Nous pourrions continuer ainsi longtemps, nous préférons nous arrêter : aussi bien nous avons un remerciement à vous adresser, c’est d’avoir involontairement hâté la fin d’un régime. Tant de scélératesses ont été révélées au cours de ce procès, du côté de l’accusation comme du côté de la défense, tant d’autres ont été devinées, que le peuple finira peut-être par voir clair. Nous sommes là d’ailleurs pour lui dessiller les yeux, pour lui dire que jamais en faveur d’un des siens un pareil tapage n’a été fait. Non, vous n’êtes pas les ennemis de l’état de choses actuel ; au contraire, et je le répète, vous êtes l’éclatant symbole de la société bourgeoise, pavoisant de grandes phrases ses intérêts, ses pusillanimités, ses orgueils, c’est à elle que s’adressent nos imprécations, en même temps qu’à vous.

Maintenant, révisez ou ne révisez pas le procès Dreyfus, cela nous importe peu. Ce n’est pas une iniquité de plus ou de moins qui rendra votre société de sycophantes et de bourreaux plus ou moins haïssable ; votre société féroce, aboutissant suprême et superbe vraiment de dix-huit siècles de christianisme, religion d’amour, est à jamais condamnée par quiconque a la force de penser et d’aimer. D’ailleurs, vous n’êtes pas assez naïfs pour supposer un seul instant qu’un acte de haute justice accompli par vous de temps à autre sous les impérieuses pressions de l’opinion publique, désarmera nos colères.

Nous ne sommes pas, nous non plus, assez naïfs, instruits que nous avons été par nos aînés des sanglantes expériences de Mars 1871, pour sacrifier, sans réfléchir et sous le coup d’une indignation subite provoquée par un de vos crimes, l’immense armée prolétarienne qui n’est pas encore suffisamment organisée. Nous ne compromettrons plus dans les échauffourées de la rue l’œuvre de l’avenir social.

Thoughts have gone forth whose powers can sleep no more !

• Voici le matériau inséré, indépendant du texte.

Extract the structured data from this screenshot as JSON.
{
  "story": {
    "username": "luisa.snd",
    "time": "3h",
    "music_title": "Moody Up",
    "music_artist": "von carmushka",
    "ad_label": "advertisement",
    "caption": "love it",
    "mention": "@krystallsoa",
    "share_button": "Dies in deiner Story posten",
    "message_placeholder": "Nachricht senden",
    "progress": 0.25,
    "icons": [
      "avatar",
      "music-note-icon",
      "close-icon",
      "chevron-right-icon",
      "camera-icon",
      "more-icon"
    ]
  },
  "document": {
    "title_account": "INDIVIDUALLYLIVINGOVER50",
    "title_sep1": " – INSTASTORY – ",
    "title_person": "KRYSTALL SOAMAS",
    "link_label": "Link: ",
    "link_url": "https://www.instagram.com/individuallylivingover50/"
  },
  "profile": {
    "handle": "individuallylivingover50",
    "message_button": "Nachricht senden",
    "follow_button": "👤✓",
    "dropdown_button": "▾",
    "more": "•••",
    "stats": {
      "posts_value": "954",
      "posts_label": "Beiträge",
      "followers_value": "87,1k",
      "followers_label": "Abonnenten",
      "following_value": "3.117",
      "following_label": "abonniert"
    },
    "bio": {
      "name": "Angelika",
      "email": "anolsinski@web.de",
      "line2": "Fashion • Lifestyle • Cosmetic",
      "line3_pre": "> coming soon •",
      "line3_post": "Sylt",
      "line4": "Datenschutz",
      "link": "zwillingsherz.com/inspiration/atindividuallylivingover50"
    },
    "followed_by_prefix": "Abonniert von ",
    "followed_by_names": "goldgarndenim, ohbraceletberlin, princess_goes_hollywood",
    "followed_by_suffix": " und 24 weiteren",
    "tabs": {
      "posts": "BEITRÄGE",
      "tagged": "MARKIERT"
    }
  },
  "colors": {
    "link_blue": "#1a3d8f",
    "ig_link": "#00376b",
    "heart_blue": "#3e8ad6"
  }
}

a dit le grand Shelley. Oui, les idées sont en marche et elles ne s’arrêteront plus. Notre devoir, à nous est de les semer à tous les vents du ciel, de prêcher en tous lieux l’évangile des temps prochains, de détacher peu à peu de vos rangs les cerveaux les plus élevés, les âmes les plus ardentes, d’annoncer partout la bonne nouvelle sous la forme de l’instruction scientifique aux millions de prolétaires manuels et intellectuels qui souffrent pour faire jouir quelques milliers d’oisifs. L’évolution poursuit son rythme fatal, nous attendons avec confiance l’heure qui viendra, l’heure attendue par l’homme depuis que la première injustice fut perçue par la première conscience. Si jamais d’ailleurs nous pensions devoir profiter de l’anarchie morale où s’enlisent de plus en plus les classes dirigeantes pour, d’une violente initiative, hâter l’évolution sociale, ce ne sera pas avant d’être bien certains qu’il n’y a plus d’esclaves derrière vos baïonnettes et vos canons, mais des hommes.

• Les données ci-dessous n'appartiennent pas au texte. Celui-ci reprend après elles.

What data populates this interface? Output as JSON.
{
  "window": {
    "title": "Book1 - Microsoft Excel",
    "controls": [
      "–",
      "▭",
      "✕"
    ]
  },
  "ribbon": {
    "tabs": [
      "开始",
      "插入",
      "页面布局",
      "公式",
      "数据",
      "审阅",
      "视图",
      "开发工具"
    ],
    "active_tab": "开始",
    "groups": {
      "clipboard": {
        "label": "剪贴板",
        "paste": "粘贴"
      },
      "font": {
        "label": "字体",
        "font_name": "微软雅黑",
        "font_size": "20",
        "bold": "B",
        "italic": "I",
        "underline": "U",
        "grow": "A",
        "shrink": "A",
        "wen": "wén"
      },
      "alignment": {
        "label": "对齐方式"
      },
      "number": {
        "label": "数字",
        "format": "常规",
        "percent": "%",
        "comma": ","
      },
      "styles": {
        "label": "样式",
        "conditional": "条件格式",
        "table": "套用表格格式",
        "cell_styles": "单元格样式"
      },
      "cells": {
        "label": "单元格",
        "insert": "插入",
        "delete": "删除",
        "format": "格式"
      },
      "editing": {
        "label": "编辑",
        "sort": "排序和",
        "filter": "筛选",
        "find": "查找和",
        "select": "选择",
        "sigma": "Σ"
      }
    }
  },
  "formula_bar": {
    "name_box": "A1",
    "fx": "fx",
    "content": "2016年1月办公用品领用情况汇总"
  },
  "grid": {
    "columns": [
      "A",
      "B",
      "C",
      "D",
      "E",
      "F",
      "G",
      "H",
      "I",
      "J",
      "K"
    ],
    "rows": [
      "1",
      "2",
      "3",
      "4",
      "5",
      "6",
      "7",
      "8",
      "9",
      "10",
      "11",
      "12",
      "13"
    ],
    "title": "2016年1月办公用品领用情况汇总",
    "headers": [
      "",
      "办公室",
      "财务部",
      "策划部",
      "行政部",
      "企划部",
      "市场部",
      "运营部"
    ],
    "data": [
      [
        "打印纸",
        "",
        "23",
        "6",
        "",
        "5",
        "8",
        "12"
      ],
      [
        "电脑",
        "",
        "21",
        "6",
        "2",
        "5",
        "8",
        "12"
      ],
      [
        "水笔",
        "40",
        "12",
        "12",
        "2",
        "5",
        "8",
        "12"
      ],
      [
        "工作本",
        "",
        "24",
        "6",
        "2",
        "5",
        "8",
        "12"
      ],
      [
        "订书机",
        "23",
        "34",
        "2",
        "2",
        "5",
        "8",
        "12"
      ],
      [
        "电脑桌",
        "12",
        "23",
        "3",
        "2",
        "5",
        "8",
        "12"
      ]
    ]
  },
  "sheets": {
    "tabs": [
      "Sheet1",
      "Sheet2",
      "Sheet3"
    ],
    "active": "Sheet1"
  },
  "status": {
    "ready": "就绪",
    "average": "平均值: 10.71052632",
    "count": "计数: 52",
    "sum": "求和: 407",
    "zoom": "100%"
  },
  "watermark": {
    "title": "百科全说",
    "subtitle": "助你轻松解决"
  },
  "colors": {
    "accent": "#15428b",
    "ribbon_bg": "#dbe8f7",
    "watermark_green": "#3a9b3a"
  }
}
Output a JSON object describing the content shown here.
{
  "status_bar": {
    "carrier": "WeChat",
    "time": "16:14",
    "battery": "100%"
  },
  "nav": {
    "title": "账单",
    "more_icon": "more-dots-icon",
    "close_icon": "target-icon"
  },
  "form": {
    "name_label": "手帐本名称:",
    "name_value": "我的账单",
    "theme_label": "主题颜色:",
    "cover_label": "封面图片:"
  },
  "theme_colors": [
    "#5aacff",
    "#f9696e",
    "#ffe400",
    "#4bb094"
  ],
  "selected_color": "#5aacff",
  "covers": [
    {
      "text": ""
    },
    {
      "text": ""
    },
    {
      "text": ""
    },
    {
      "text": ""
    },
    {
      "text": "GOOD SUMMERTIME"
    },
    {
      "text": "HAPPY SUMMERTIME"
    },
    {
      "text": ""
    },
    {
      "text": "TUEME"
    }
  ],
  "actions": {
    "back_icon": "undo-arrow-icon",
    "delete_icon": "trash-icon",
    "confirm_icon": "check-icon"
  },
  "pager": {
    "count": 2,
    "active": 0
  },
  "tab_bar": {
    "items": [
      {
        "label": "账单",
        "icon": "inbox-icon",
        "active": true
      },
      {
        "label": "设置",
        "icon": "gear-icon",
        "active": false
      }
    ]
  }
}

En attendant, accoudés à nos fenêtres hautes, nous regardons, avec une émotion religieuse, poindre l’aube là-bas, l’aube de la justice humaine, l’aube d’une humanité plus grande. De pâles lueurs déjà frissonnent à l’horizon, des souffles plus frais passent sur le vieux monde étonné, religions et morales éclatent au vent, la Science marche, à pas prudents et majestueux ; le terrain conquis ne sera plus perdu, et bientôt y seront jetées les fondations du futur édifice social. Allons, vieux Faust, ouvre ta fenêtre toute grande à la lumière neuve et « salue de toute ton âme ce matin d’un jour inconnu » !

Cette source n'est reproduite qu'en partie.